As is clear from the above description, the present invention has the following effects.

(1) Since the partition wall defining the primary port and the secondary port is integrally molded with the cylinder head, the primary port and the secondary port can be easily formed.

(2) The processing of each seal portion is simple and easy, and the number of processing steps can be far similar to that of a normal internal combustion engine.

(3) The primary port and the secondary port can be reliably sealed when the suction valve is closed even if the valve seat is worn.

That is, since the sealing surfaces between the primary port and the secondary port are made of a softer material than the valve seat, they tend to wear out following the wear of the valve seat.

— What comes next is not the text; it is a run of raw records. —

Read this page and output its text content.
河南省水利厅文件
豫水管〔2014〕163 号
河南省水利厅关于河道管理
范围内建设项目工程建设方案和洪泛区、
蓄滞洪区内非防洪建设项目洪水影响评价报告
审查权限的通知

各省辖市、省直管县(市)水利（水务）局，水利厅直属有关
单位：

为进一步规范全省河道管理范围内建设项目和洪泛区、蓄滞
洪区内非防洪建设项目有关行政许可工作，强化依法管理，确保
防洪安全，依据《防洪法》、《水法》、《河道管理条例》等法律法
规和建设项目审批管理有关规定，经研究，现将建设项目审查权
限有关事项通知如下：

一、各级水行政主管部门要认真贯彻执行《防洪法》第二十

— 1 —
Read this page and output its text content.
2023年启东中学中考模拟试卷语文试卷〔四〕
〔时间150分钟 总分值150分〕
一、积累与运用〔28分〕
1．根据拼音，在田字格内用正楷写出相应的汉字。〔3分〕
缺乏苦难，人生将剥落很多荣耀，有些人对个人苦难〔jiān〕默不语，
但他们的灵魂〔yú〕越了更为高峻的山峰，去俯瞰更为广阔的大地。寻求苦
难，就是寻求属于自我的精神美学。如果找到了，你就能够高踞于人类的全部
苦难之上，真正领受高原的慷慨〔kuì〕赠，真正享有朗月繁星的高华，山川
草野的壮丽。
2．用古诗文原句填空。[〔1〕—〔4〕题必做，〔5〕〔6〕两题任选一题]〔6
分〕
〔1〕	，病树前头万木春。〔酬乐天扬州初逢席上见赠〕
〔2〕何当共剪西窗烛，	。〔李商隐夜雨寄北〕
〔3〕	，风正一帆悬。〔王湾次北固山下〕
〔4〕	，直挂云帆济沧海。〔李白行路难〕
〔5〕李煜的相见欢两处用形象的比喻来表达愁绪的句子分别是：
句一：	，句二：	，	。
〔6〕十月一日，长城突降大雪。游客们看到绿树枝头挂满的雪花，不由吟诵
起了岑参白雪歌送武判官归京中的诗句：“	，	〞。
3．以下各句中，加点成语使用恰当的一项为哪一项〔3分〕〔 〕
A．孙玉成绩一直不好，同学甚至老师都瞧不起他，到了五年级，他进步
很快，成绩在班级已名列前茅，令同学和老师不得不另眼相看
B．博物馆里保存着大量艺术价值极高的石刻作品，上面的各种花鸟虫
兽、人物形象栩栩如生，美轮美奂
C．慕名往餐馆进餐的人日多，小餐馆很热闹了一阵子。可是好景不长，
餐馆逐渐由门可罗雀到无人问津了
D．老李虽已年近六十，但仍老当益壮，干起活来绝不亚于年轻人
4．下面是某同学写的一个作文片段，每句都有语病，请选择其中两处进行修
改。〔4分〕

[Brief explanation of drawings]

FIG. 1 is a schematic explanatory diagram showing one embodiment of the present invention, FIG. 2 is an enlarged view of the main part of the present invention, and FIG. 3 is an explanatory diagram of the main part showing a different embodiment of the present invention. 1...Cylinder block, 2...Cylinder, 3...Cylinder head, 4...
Piston, 5... Combustion chamber, 6... Dual suction device, 7... Multi-barrel carburetor, 8...
Primary manifold, 9...Secondary
Manifold, 10... Partition wall, 11...
・Primary port, 12...Secondary
Port, 13... Valve seat, 14...
...Intake valve, 15... Seal part, 16...
...Seal part.

Claims (3)

[Scope of utility model registration request] (1) An internal combustion engine having a dual intake device in which the primary side intake passage and the secondary side intake passage of the double-barrel carburetor are separated from each other until they open into the combustion chamber through one common intake valve. In this, the cylinder head is made of a material softer than the intake valve seat, a partition wall that separates the primary boat and the secondary boat is integrally molded with the cylinder head material, and the primary boat and the combustion chamber are formed integrally with each other. The sealing between the primary boat and the secondary boat is performed by the valve seat provided at the combustion chamber side end of the primary boat and the cap portion of the suction valve, and the sealing between the primary boat and the secondary boat is performed by the end of the partition wall and the cap portion of the suction valve. An internal combustion engine having a dual suction device characterized in that the suction is carried out by contact between the two suction devices. (2) An internal combustion engine having a dual intake device according to claim 1, wherein the valve seat, the partition wall, and the valve head portion are in contact with each other at the same angle. (3) An internal combustion engine having a dual intake device according to claim 1, wherein the valve seat, the partition wall, and the valve cap are brought into contact with each other at different angles.